A friend of mine, Jeff Hardy, sent me an email and suggested, albeit sarcastically, that Microsoft buy Netflix. The funny thing is, I agree 100% with the idea. Netflix is in trouble. They don’t have enough money to get enough content and they’re stuck. Companies such as NBC, CBS, FOX, Showtime, HBO, etc. don’t like the Netflix model. Plus, Netflix has another issue: their model works great for older content but you can’t sell customers on older content. New and ever-changing content drives revenue. That’s why CBS, NBC, et. al. have their own apps and websites for customers to consume “new” content.

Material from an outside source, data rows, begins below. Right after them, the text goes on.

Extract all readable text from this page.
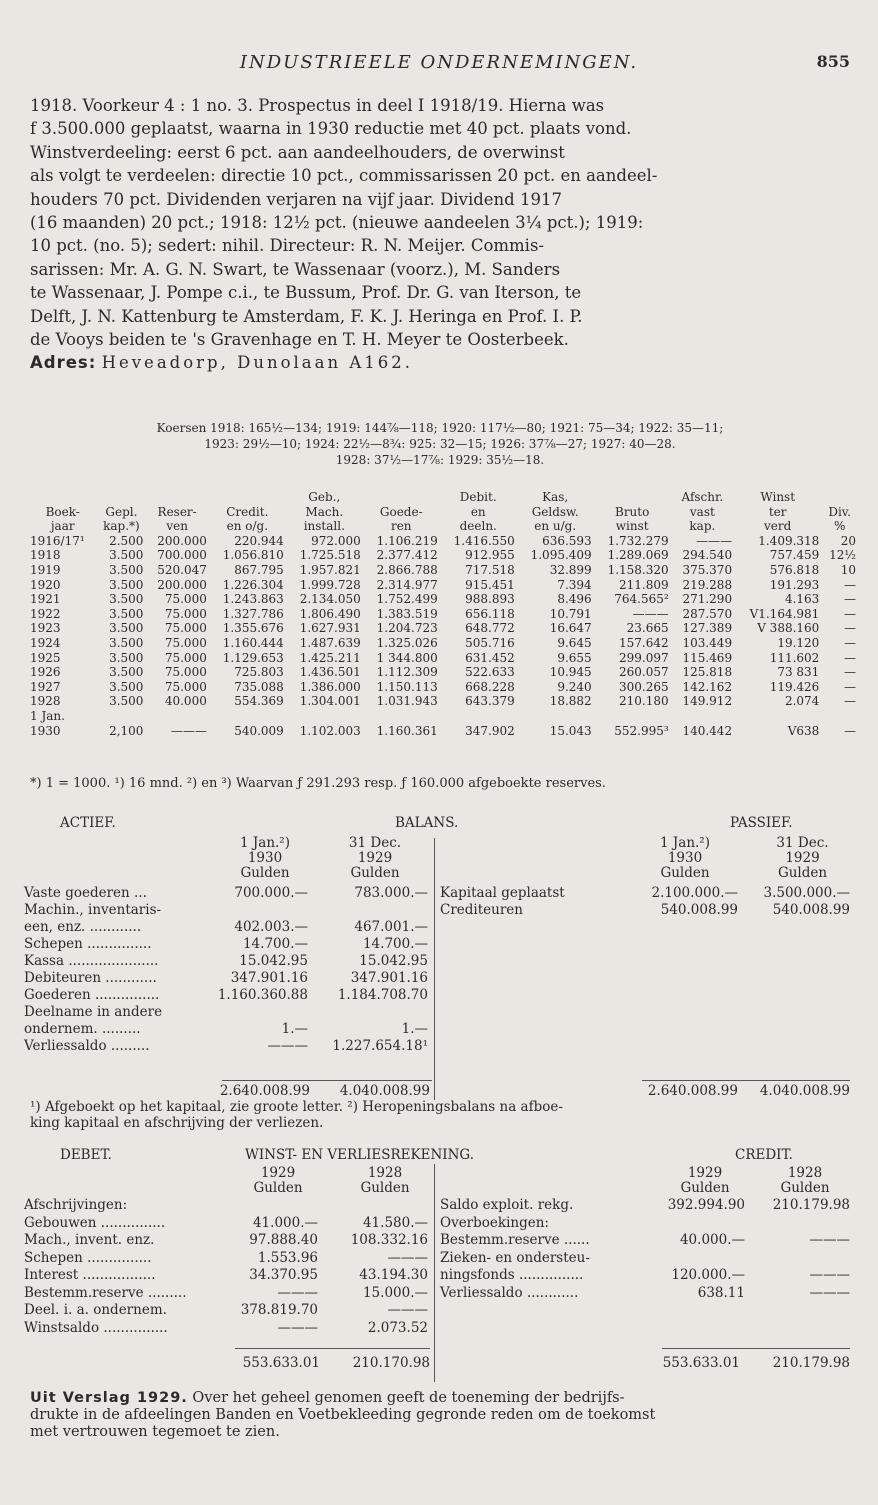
INDUSTRIEELE ONDERNEMINGEN.	855
1918. Voorkeur 4 : 1 no. 3. Prospectus in deel I 1918/19. Hierna was
f 3.500.000 geplaatst, waarna in 1930 reductie met 40 pct. plaats vond.
Winstverdeeling: eerst 6 pct. aan aandeelhouders, de overwinst
als volgt te verdeelen: directie 10 pct., commissarissen 20 pct. en aandeel-
houders 70 pct. Dividenden verjaren na vijf jaar. Dividend 1917
(16 maanden) 20 pct.; 1918: 12½ pct. (nieuwe aandeelen 3¼ pct.); 1919:
10 pct. (no. 5); sedert: nihil. Directeur: R. N. Meijer. Commis-
sarissen: Mr. A. G. N. Swart, te Wassenaar (voorz.), M. Sanders
te Wassenaar, J. Pompe c.i., te Bussum, Prof. Dr. G. van Iterson, te
Delft, J. N. Kattenburg te Amsterdam, F. K. J. Heringa en Prof. I. P.
de Vooys beiden te 's Gravenhage en T. H. Meyer te Oosterbeek.
Adres: Heveadorp, Dunolaan A162.
Koersen 1918: 165½—134; 1919: 144⅞—118; 1920: 117½—80; 1921: 75—34; 1922: 35—11;
1923: 29½—10; 1924: 22½—8¾: 925: 32—15; 1926: 37⅞—27; 1927: 40—28.
1928: 37½—17⅞: 1929: 35½—18.
				Geb.,		Debit.	Kas,		Afschr.	Winst	
Boek-	Gepl.	Reser-	Credit.	Mach.	Goede-	en	Geldsw.	Bruto	vast	ter	Div.
jaar	kap.*)	ven	en o/g.	install.	ren	deeln.	en u/g.	winst	kap.	verd	%
1916/17¹	2.500	200.000	220.944	972.000	1.106.219	1.416.550	636.593	1.732.279	———	1.409.318	20
1918	3.500	700.000	1.056.810	1.725.518	2.377.412	912.955	1.095.409	1.289.069	294.540	757.459	12½
1919	3.500	520.047	867.795	1.957.821	2.866.788	717.518	32.899	1.158.320	375.370	576.818	10
1920	3.500	200.000	1.226.304	1.999.728	2.314.977	915.451	7.394	211.809	219.288	191.293	—
1921	3.500	75.000	1.243.863	2.134.050	1.752.499	988.893	8.496	764.565²	271.290	4.163	—
1922	3.500	75.000	1.327.786	1.806.490	1.383.519	656.118	10.791	———	287.570	V1.164.981	—
1923	3.500	75.000	1.355.676	1.627.931	1.204.723	648.772	16.647	23.665	127.389	V 388.160	—
1924	3.500	75.000	1.160.444	1.487.639	1.325.026	505.716	9.645	157.642	103.449	19.120	—
1925	3.500	75.000	1.129.653	1.425.211	1 344.800	631.452	9.655	299.097	115.469	111.602	—
1926	3.500	75.000	725.803	1.436.501	1.112.309	522.633	10.945	260.057	125.818	73 831	—
1927	3.500	75.000	735.088	1.386.000	1.150.113	668.228	9.240	300.265	142.162	119.426	—
1928	3.500	40.000	554.369	1.304.001	1.031.943	643.379	18.882	210.180	149.912	2.074	—
1 Jan.											
1930	2,100	———	540.009	1.102.003	1.160.361	347.902	15.043	552.995³	140.442	V638	—
*) 1 = 1000. ¹) 16 mnd. ²) en ³) Waarvan ƒ 291.293 resp. ƒ 160.000 afgeboekte reserves.
ACTIEF.	BALANS.	PASSIEF.
1 Jan.²)
1930
Gulden
31 Dec.
1929
Gulden
1 Jan.²)
1930
Gulden
31 Dec.
1929
Gulden
Vaste goederen ...	700.000.—	783.000.—
Machin., inventaris-
een, enz. ............	402.003.—	467.001.—
Schepen ...............	14.700.—	14.700.—
Kassa .....................	15.042.95	15.042.95
Debiteuren ............	347.901.16	347.901.16
Goederen ...............	1.160.360.88	1.184.708.70
Deelname in andere
ondernem. .........	1.—	1.—
Verliessaldo .........	———	1.227.654.18¹
Kapitaal geplaatst	2.100.000.—	3.500.000.—
Crediteuren	540.008.99	540.008.99
2.640.008.99	4.040.008.99	2.640.008.99	4.040.008.99
¹) Afgeboekt op het kapitaal, zie groote letter. ²) Heropeningsbalans na afboe-
king kapitaal en afschrijving der verliezen.
DEBET.	WINST- EN VERLIESREKENING.	CREDIT.
1929
Gulden
1928
Gulden
1929
Gulden
1928
Gulden
Afschrijvingen:
Gebouwen ...............	41.000.—	41.580.—
Mach., invent. enz.	97.888.40	108.332.16
Schepen ...............	1.553.96	———
Interest .................	34.370.95	43.194.30
Bestemm.reserve .........	———	15.000.—
Deel. i. a. ondernem.	378.819.70	———
Winstsaldo ...............	———	2.073.52
Saldo exploit. rekg.	392.994.90	210.179.98
Overboekingen:
Bestemm.reserve ......	40.000.—	———
Zieken- en ondersteu-
ningsfonds ...............	120.000.—	———
Verliessaldo ............	638.11	———
553.633.01	210.170.98	553.633.01	210.179.98
Uit Verslag 1929. Over het geheel genomen geeft de toeneming der bedrijfs-
drukte in de afdeelingen Banden en Voetbekleeding gegronde reden om de toekomst
met vertrouwen tegemoet te zien.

Microsoft has the perfect opportunity to get into the TV and movie service, immediately and across ALL platforms. Microsoft could go from zero ecosystem to a complete ecosystem, across every device and platform available, practically overnight. Once Microsoft has their new media service (i.e., post-Netflix), they will have the money and the leverage to bargain with the NBC, CBS, HBO and other media companies. Microsoft will now own the platforms – Windows Mobile and Windows for desktops and tablet – and will have the ability to extend Netflix into a rental service as well, just as Apple has with iTunes and Amazon with their Prime service. The Amazon model is really the one everyone needs to move to. What’s holding Amazon back is that their video can only be played on limited devices and the service is very dependent on Flash.
So that leaves Microsoft with a need for a music service, and it sounds like they’re going to try to develop their own solution again. This time it should be simpler both because they’ve tried it before, and this time there are a few good models to use moving forward.
Investors, and even politicians, are giving Microsoft a lot of heat for sitting on nearly $60 billion in cash. This might have been a very smart decision and will give Microsoft a lot of flexibility in their direction and development of online services as there are some very well established companies that can make Microsoft very relevant very quickly, for the right price.
It would be a pleasant surprise if Microsoft could erase their consumer failures over the last 5 years. Apple’s iOS has had the same look and feel for the last few years and I don’t think Apple has felt pressure from Google and Android from a “user experience” standpoint. Microsoft, especially with there Metro interface, might be the nudge that Apple needs to evolve their very functional, but somewhat boring, mobile platform.
After all is said and done, what do you think of a Microsoft acquisition of Netflix? Does it make sense? Do you think Microsoft has what it takes to build a comparable ecosystem to Apple, Amazon and Google?